TENORS = ['1M', '3M', '6M', '1Y', '2Y', '3Y', '5Y', '7Y', '10Y', '20Y', '30Y']

# dict mapping field names to the xml tag names of the 'content' DOM node
CONTENT_TAG_MAP = {
    'date': 'd:NEW_DATE',
    '1M': 'd:BC_1MONTH',
    '3M': 'd:BC_3MONTH',
    '6M': 'd:BC_6MONTH',
    '1Y': 'd:BC_1YEAR',
    '2Y': 'd:BC_2YEAR',
    '3Y': 'd:BC_3YEAR',
    '5Y': 'd:BC_5YEAR',
    '7Y': 'd:BC_7YEAR',
    '10Y': 'd:BC_10YEAR',
    '20Y': 'd:BC_20YEAR',
    '30Y': 'd:BC_30YEAR'
}

In [None]:
def get_tag_value(content, tagname):
    '''
    get a specific tag value from 'contents' dom node
    '''
    el = content.getElementsByTagName(tagname)[0]
    is_null = el.getAttribute('m:null') == 'true'
    return np.nan if is_null else el.firstChild.nodeValue

def parse_content(content):
    '''
    returns the dict of yield values by parsing the 'content'
    DOM node
    '''    
    return {k: get_tag_value(content, v) for k, v in CONTENT_TAG_MAP.items()}

def get_yc_data_for_year(year):
    url = BASE_URL + str(year)
    f = requests.get(url)
    xml_data = f.text
    dom = xml.dom.minidom.parseString(xml_data)
    contents = dom.getElementsByTagName('content')
    
    yc_df = pd.DataFrame([parse_content(content) for content in contents], 
                         dtype='float')
    yc_df.index = pd.to_datetime(yc_df['date'])
    yc_df.index.name = None
    return yc_df.sort_index()[TENORS] / 100.

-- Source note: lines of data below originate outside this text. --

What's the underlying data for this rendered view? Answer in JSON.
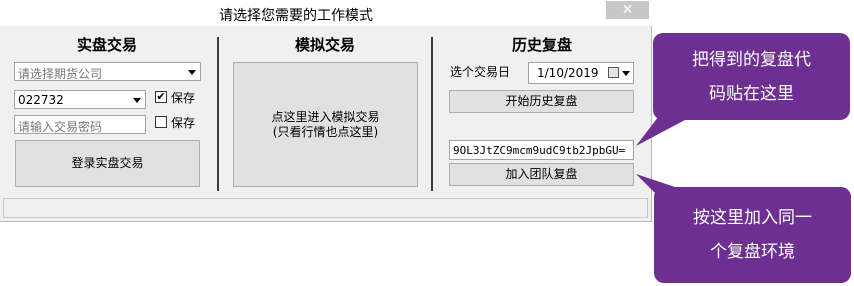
{
  "window": {
    "title": "请选择您需要的工作模式",
    "close_label": "✕"
  },
  "real": {
    "title": "实盘交易",
    "company_placeholder": "请选择期货公司",
    "account_value": "022732",
    "save1_label": "保存",
    "save1_checked": true,
    "password_placeholder": "请输入交易密码",
    "save2_label": "保存",
    "save2_checked": false,
    "login_label": "登录实盘交易"
  },
  "sim": {
    "title": "模拟交易",
    "enter_label": "点这里进入模拟交易\n(只看行情也点这里)"
  },
  "history": {
    "title": "历史复盘",
    "date_label": "选个交易日",
    "date_value": "1/10/2019",
    "start_label": "开始历史复盘",
    "code_value": "9OL3JtZC9mcm9udC9tb2JpbGU=",
    "join_label": "加入团队复盘"
  },
  "callouts": {
    "paste": "把得到的复盘代\n码贴在这里",
    "join": "按这里加入同一\n个复盘环境"
  },
  "colors": {
    "callout_bg": "#6e2f93",
    "window_bg": "#f0f0f0"
  },
  "icons": {
    "close": "close-icon",
    "calendar": "calendar-icon",
    "dropdown": "chevron-down-icon",
    "check": "checkmark-icon"
  }
}
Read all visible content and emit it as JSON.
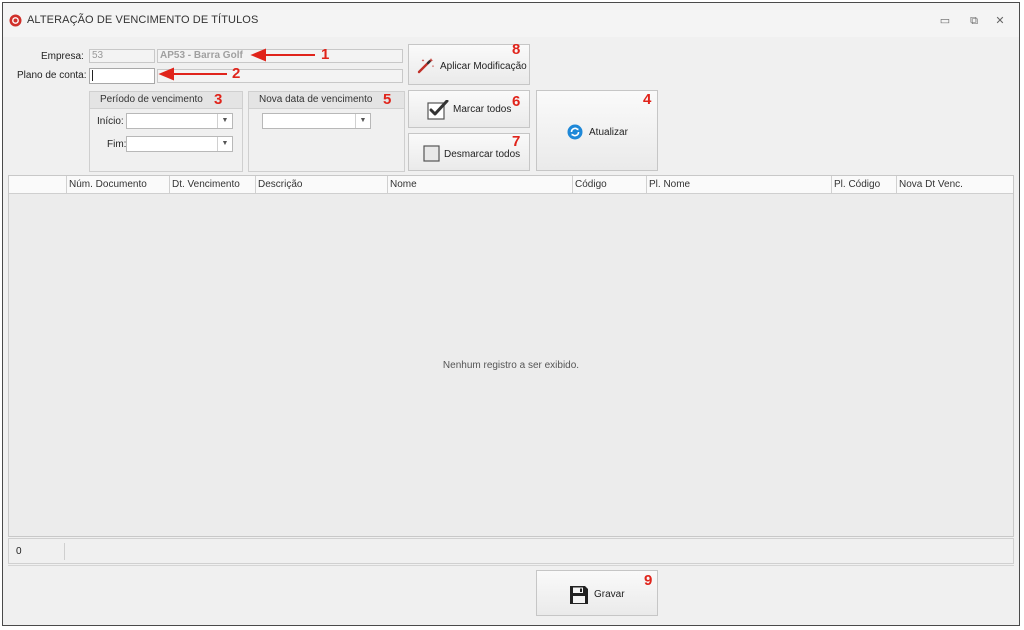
{
  "window": {
    "title": "ALTERAÇÃO DE VENCIMENTO DE TÍTULOS",
    "controls": {
      "minimize": "▭",
      "restore": "⧉",
      "close": "✕"
    }
  },
  "form": {
    "empresa_label": "Empresa:",
    "empresa_code": "53",
    "empresa_name": "AP53 - Barra Golf",
    "plano_label": "Plano de conta:",
    "plano_value": "",
    "plano_desc": ""
  },
  "periodo": {
    "title": "Período de vencimento",
    "inicio_label": "Início:",
    "inicio_value": "",
    "fim_label": "Fim:",
    "fim_value": ""
  },
  "nova_data": {
    "title": "Nova data de vencimento",
    "value": ""
  },
  "buttons": {
    "aplicar": "Aplicar Modificação",
    "marcar": "Marcar todos",
    "desmarcar": "Desmarcar todos",
    "atualizar": "Atualizar",
    "gravar": "Gravar"
  },
  "grid": {
    "columns": [
      "",
      "Núm. Documento",
      "Dt. Vencimento",
      "Descrição",
      "Nome",
      "Código",
      "Pl. Nome",
      "Pl. Código",
      "Nova Dt Venc."
    ],
    "empty_message": "Nenhum registro a ser exibido."
  },
  "status": {
    "count": "0"
  },
  "annotations": [
    "1",
    "2",
    "3",
    "4",
    "5",
    "6",
    "7",
    "8",
    "9"
  ],
  "colors": {
    "annotation": "#e0241b",
    "refresh_icon": "#1e88d8",
    "app_icon": "#d0302a"
  },
  "icons": {
    "app": "app-logo-icon",
    "aplicar": "magic-wand-icon",
    "marcar": "checkbox-checked-icon",
    "desmarcar": "checkbox-empty-icon",
    "atualizar": "refresh-icon",
    "gravar": "save-disk-icon",
    "combo_arrow": "chevron-down-icon"
  }
}
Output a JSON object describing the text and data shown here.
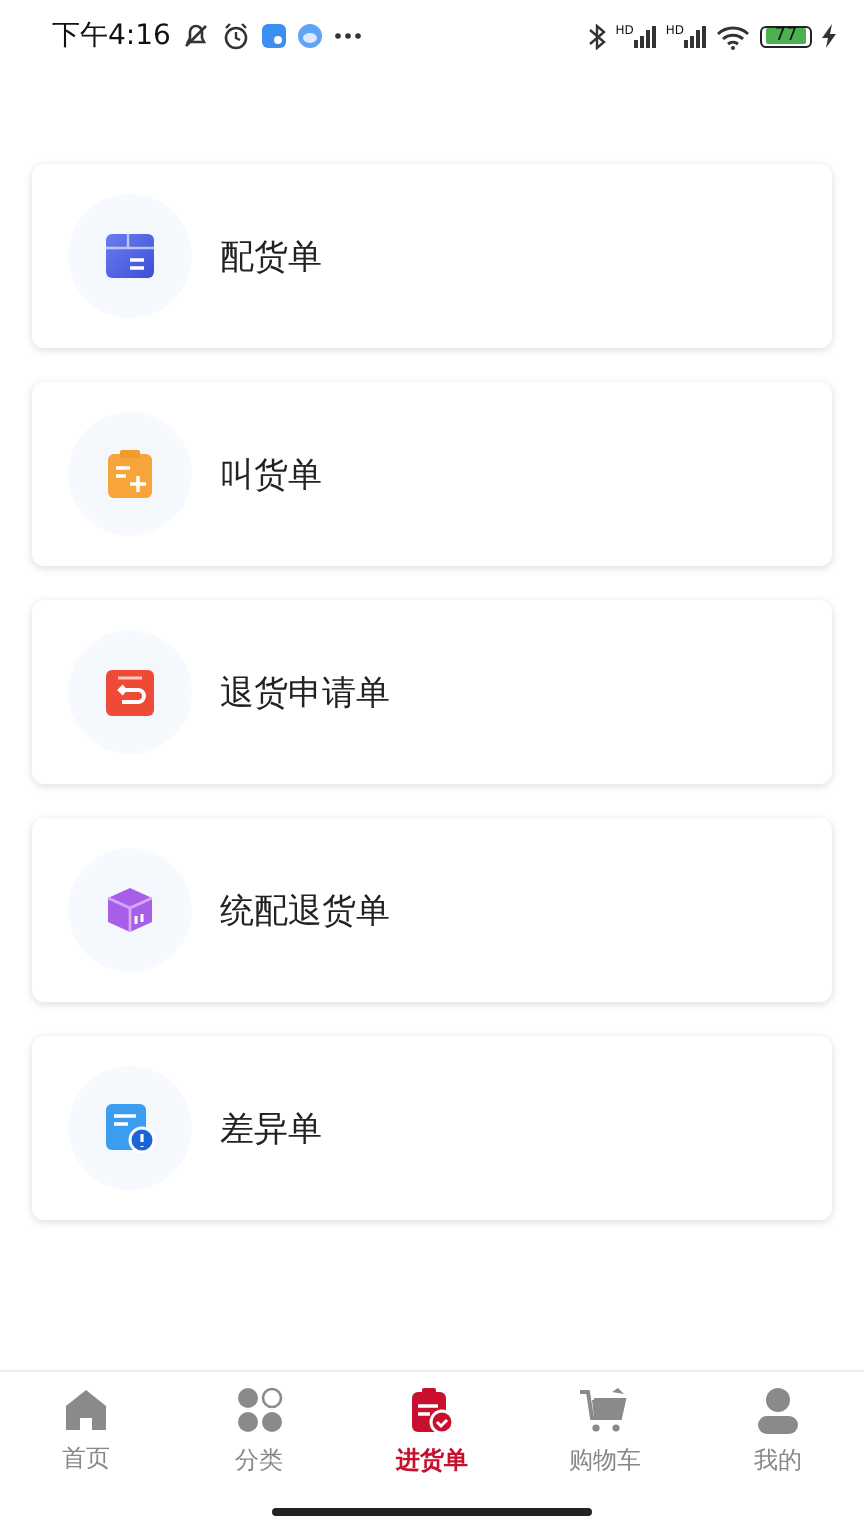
{
  "status_bar": {
    "time": "下午4:16",
    "signal_labels": [
      "HD",
      "HD"
    ],
    "battery": "77"
  },
  "menu": [
    {
      "label": "配货单",
      "kind": "box"
    },
    {
      "label": "叫货单",
      "kind": "clipboard"
    },
    {
      "label": "退货申请单",
      "kind": "return"
    },
    {
      "label": "统配退货单",
      "kind": "package"
    },
    {
      "label": "差异单",
      "kind": "alert"
    }
  ],
  "tab_bar": [
    {
      "label": "首页",
      "kind": "home",
      "selected": false
    },
    {
      "label": "分类",
      "kind": "category",
      "selected": false
    },
    {
      "label": "进货单",
      "kind": "order",
      "selected": true
    },
    {
      "label": "购物车",
      "kind": "cart",
      "selected": false
    },
    {
      "label": "我的",
      "kind": "user",
      "selected": false
    }
  ]
}
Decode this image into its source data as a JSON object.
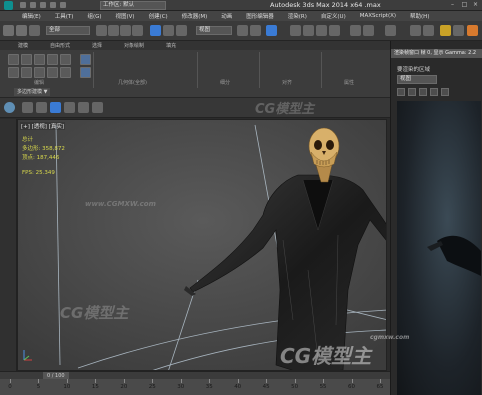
{
  "titlebar": {
    "workspace": "工作区: 默认",
    "title": "Autodesk 3ds Max  2014 x64    .max"
  },
  "menu": [
    "编辑(E)",
    "工具(T)",
    "组(G)",
    "视图(V)",
    "创建(C)",
    "修改器(M)",
    "动画",
    "图形编辑器",
    "渲染(R)",
    "自定义(U)",
    "MAXScript(X)",
    "帮助(H)"
  ],
  "toolbar": {
    "selection_set": "全部",
    "reference_coord": "视图"
  },
  "ribbon": {
    "tabs": [
      "建模",
      "自由形式",
      "选择",
      "对象绘制",
      "填充"
    ],
    "groups": [
      "编辑",
      "几何体(全部)",
      "细分",
      "对齐",
      "属性"
    ],
    "poly_modeling": "多边形建模 ▼"
  },
  "viewport": {
    "label": "[+] [透视] [真实]",
    "stats": [
      {
        "label": "总计",
        "value": ""
      },
      {
        "label": "多边形",
        "value": "358,872"
      },
      {
        "label": "顶点",
        "value": "187,446"
      },
      {
        "label": "FPS",
        "value": "25.349"
      }
    ]
  },
  "render_panel": {
    "header": "渲染帧窗口 帧 0, 显示 Gamma: 2.2",
    "label": "要渲染的区域",
    "area": "视图"
  },
  "timeline": {
    "frames": "0 / 100",
    "ticks": [
      "0",
      "5",
      "10",
      "15",
      "20",
      "25",
      "30",
      "35",
      "40",
      "45",
      "50",
      "55",
      "60",
      "65"
    ]
  },
  "watermarks": [
    "CG模型主",
    "www.CGMXW.com",
    "CG模型主",
    "cgmxw.com"
  ]
}
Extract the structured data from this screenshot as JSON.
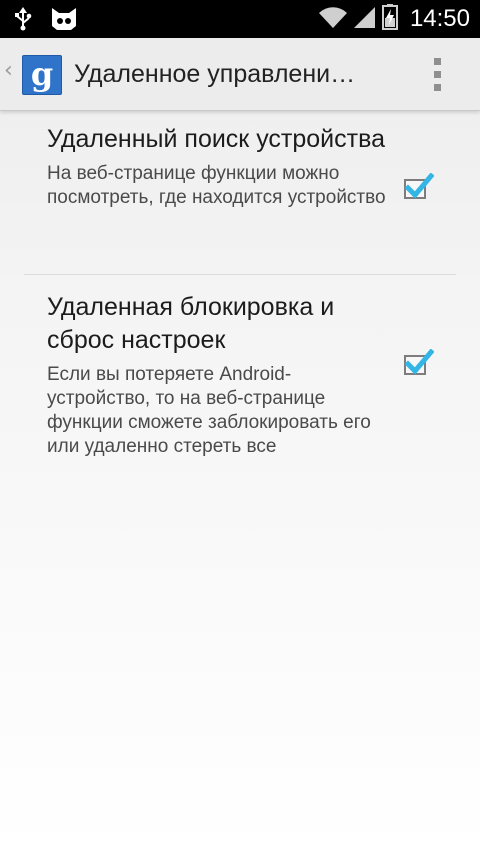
{
  "status_bar": {
    "time": "14:50",
    "icons": [
      "usb-icon",
      "cyanogenmod-icon",
      "wifi-icon",
      "cell-signal-icon",
      "battery-charging-icon"
    ]
  },
  "action_bar": {
    "up_indicator": "‹",
    "app_icon_letter": "g",
    "title": "Удаленное управлени…",
    "overflow_icon": "overflow-menu-icon"
  },
  "preferences": [
    {
      "title": "Удаленный поиск устройства",
      "summary": "На веб-странице функции можно посмотреть, где находится устройство",
      "checked": true
    },
    {
      "title": "Удаленная блокировка и сброс настроек",
      "summary": "Если вы потеряете Android-устройство, то на веб-странице функции сможете заблокировать его или удаленно стереть все",
      "checked": true
    }
  ],
  "colors": {
    "check_accent": "#33b5e5",
    "app_icon_bg": "#2f74c9",
    "status_bar_bg": "#000000",
    "action_bar_bg": "#ececec"
  }
}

def get_yield_curve_data(start_year=2006, end_year=2018):
    return pd.concat([get_yc_data_for_year(year) for year in range(start_year, end_year + 1)])

In [None]:
yc_time_series = get_yield_curve_data()

In [None]:
%matplotlib inline
import matplotlib.pyplot as plt

yc_time_series.plot(figsize=[20, 10], grid=True)

In [None]:
# data cleanup

# 30Y yields missing till 2006-02-08, start from 2006/03/01
yc_time_series = yc_time_series.loc['2006-03-01':]

# null data
yc_time_series.isnull().sum()

In [None]:
# all zero row data
yc_time_series[np.all(yc_time_series == 0, axis=1)]

In [None]:
yc_time_series = yc_time_series.dropna(how='all')\
    .drop(pd.to_datetime('2017-04-14'))\
    .fillna(0.)

In [None]:
yc_time_series.to_csv('yc_time_series.csv')